Come funziona la carta di credito negli USA? Si può pagare con il bancomat? Quello del denaro è un problema sempre molto frequente quando si sceglie di viaggiare verso gli Stati Uniti: l’annosa questione è soprattutto su come pagare in USA. La scelta del metodo di pagamento, infatti, influenzerà sicuramente numerose delle scelte che verranno fatte una volta arrivate a destinazione. Se cercate un po’ di chiarezza e, perché no, strizzate l’occhio alla maggior convenienza possibile per districarvi nella scelta tra carte di credito, carte di debito, carte prepagate e i vecchi, cari, contanti, questo è l’articolo che fa per voi.

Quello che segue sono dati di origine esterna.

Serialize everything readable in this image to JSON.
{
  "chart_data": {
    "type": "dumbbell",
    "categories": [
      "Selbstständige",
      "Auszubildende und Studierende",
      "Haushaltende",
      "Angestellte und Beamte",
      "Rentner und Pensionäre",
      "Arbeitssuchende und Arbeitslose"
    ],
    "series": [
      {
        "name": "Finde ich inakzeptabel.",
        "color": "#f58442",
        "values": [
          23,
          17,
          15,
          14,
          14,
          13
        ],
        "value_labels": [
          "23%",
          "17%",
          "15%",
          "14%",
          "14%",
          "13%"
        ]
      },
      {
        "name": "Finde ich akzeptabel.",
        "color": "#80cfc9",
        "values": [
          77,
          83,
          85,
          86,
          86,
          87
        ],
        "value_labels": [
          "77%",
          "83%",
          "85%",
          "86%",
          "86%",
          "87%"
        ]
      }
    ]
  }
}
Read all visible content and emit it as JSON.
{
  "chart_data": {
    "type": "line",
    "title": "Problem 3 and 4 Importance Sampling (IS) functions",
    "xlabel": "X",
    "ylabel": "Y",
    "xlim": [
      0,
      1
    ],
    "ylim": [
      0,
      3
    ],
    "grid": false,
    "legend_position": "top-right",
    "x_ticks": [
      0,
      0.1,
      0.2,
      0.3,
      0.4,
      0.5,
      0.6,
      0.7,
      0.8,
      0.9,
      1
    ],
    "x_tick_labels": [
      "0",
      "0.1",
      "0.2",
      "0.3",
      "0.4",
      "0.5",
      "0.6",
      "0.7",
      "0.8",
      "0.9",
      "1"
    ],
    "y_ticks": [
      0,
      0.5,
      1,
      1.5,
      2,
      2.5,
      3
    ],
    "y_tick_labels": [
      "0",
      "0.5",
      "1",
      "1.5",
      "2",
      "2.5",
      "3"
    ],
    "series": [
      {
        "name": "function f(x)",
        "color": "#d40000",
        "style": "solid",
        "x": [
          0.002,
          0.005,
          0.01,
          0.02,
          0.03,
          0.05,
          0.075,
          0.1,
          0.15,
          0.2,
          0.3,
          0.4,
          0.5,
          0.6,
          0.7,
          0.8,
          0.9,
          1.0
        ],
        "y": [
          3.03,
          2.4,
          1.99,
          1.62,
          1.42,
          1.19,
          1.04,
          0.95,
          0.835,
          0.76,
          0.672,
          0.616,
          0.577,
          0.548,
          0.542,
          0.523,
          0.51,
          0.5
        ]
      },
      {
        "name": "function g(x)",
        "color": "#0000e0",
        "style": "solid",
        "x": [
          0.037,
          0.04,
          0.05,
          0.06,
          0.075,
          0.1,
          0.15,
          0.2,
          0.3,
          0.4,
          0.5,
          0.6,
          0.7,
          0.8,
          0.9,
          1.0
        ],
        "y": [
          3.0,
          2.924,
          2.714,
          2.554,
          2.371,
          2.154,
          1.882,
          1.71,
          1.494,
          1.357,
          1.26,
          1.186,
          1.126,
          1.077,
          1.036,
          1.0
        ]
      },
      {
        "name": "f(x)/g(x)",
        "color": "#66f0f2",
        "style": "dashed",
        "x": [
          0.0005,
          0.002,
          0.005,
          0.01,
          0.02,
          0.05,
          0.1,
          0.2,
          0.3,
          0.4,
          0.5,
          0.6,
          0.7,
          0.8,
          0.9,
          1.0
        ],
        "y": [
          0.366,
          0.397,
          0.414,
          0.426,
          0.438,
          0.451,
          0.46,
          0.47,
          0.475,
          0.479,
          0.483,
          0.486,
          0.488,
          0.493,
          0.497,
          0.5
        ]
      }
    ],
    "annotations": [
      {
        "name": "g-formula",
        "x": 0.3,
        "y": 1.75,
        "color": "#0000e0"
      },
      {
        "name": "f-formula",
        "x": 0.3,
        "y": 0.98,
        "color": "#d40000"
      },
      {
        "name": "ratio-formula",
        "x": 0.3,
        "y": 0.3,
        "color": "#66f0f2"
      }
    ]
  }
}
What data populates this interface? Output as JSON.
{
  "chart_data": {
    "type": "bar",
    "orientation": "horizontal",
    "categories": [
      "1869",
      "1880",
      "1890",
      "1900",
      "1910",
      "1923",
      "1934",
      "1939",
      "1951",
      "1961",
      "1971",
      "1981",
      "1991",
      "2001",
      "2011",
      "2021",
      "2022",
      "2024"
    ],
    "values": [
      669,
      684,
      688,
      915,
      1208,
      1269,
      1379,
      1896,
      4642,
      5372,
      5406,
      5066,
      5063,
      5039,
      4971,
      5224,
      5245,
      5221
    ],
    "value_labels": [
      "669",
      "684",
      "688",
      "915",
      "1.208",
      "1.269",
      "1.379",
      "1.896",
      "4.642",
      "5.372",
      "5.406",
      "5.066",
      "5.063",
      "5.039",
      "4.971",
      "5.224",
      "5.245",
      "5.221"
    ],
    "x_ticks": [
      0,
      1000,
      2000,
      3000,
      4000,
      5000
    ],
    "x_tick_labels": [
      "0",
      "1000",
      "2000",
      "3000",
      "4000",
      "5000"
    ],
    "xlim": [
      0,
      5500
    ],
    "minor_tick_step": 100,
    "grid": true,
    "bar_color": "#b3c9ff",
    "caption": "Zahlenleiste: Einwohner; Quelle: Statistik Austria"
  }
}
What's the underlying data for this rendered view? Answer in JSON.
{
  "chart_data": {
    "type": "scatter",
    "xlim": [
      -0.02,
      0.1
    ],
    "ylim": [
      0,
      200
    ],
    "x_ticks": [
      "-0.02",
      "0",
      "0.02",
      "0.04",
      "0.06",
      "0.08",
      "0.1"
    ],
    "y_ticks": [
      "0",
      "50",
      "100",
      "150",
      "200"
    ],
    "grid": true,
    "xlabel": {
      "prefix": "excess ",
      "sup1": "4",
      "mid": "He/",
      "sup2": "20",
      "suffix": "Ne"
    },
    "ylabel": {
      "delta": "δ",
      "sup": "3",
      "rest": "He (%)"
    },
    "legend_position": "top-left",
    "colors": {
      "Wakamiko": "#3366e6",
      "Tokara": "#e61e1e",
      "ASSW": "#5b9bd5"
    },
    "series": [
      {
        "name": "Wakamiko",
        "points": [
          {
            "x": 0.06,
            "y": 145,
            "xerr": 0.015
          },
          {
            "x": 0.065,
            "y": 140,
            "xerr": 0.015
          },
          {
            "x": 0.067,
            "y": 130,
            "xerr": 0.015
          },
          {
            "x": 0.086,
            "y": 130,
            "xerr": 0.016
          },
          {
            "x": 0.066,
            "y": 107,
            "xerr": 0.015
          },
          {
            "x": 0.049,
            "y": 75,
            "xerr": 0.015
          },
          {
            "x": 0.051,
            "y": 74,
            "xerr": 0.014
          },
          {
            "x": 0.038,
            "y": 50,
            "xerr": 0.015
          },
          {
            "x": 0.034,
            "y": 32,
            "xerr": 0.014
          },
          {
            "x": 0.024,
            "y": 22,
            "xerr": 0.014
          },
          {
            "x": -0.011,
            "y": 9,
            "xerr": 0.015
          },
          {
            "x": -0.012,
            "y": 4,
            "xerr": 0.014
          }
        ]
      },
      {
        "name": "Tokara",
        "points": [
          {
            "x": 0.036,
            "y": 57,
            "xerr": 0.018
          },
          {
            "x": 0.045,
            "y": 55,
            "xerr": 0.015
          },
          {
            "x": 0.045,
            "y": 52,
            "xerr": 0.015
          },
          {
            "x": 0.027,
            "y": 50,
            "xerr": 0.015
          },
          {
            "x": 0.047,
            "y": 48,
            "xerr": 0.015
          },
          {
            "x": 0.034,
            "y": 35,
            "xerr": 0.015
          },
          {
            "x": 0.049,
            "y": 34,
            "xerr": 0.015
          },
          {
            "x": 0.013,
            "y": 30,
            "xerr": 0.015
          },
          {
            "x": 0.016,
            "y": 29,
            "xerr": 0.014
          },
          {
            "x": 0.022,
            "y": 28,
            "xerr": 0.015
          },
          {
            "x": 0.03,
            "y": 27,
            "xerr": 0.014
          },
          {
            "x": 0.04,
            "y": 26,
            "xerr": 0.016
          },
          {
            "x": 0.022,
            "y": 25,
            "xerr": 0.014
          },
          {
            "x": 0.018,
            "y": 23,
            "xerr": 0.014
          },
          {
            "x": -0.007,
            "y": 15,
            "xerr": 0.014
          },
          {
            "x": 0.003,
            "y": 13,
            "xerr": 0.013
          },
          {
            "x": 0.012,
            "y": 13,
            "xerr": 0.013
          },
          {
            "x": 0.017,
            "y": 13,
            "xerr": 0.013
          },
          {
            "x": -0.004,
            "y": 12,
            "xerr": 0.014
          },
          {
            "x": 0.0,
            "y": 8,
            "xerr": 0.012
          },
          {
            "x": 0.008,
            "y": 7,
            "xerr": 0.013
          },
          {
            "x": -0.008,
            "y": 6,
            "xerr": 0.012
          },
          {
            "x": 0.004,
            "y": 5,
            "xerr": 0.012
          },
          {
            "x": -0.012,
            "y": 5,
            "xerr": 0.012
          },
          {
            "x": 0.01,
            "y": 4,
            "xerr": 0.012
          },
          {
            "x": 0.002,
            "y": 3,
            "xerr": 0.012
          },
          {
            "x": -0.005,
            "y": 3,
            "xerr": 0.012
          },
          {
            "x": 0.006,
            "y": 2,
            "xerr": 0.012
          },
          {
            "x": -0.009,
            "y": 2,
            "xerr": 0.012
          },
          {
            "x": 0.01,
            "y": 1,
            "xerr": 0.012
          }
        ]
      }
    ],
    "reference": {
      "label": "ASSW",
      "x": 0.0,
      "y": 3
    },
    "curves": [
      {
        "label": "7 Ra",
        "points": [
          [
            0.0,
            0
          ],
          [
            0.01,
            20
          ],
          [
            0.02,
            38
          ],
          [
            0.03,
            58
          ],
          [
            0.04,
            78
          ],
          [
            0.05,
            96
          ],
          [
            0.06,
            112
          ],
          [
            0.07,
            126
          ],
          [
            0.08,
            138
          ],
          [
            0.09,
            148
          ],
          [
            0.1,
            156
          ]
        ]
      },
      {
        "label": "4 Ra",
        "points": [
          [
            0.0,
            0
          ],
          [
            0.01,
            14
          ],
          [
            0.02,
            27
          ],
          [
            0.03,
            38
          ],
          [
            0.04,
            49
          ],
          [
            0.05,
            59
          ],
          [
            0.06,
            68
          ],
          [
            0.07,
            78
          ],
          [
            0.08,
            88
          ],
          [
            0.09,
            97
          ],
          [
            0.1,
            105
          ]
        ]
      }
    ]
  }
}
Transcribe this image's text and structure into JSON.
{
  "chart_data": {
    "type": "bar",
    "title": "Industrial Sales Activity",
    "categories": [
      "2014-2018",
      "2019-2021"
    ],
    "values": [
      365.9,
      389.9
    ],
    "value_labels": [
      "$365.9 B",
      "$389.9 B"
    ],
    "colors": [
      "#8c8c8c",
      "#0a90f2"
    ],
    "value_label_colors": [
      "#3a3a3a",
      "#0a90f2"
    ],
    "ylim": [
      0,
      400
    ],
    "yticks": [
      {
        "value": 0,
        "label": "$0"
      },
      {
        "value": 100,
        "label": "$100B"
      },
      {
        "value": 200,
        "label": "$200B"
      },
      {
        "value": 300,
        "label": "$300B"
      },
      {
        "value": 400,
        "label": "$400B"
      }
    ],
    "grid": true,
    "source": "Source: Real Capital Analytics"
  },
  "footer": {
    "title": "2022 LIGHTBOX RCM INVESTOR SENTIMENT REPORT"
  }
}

Come pagare negli USA: carta di credito vs contanti

Una notazione preliminare è necessaria per affrontare questo tema: le categorie di consumatori sono tante e variegate. L’abitudine, in questo campo, influenza le scelte ben più dell’effettiva comodità pratica e della convenienza delle soluzioni scelte. Proprio per questo abbiamo deciso di comprendere in questo articolo anche l’utilizzo dei contanti, ben consci del fatto che molti viaggiatori italiani preferiranno maneggiare i dollari anziché optare per una carta prepagata o di credito.

A differenza nostra, però, gli statunitensi prediligono il pagamento attraverso le carte e, per essere più precisi, il metodo di pagamento preferito negli Stati Uniti è la carta di credito, un mezzo di cui vi consigliamo comunque di munirvi in via preliminare, anche qualora poi optiate per altre soluzioni a voi congeniali. I motivi di questo consiglio sono presto detti: essendo il metodo di pagamento preferito negli USA vi apre una serie di porte che i semplici contanti potrebbero non spalancarvi e, al contempo, vi allevierà molti patemi che, come in ogni viaggio possono presentarvisi.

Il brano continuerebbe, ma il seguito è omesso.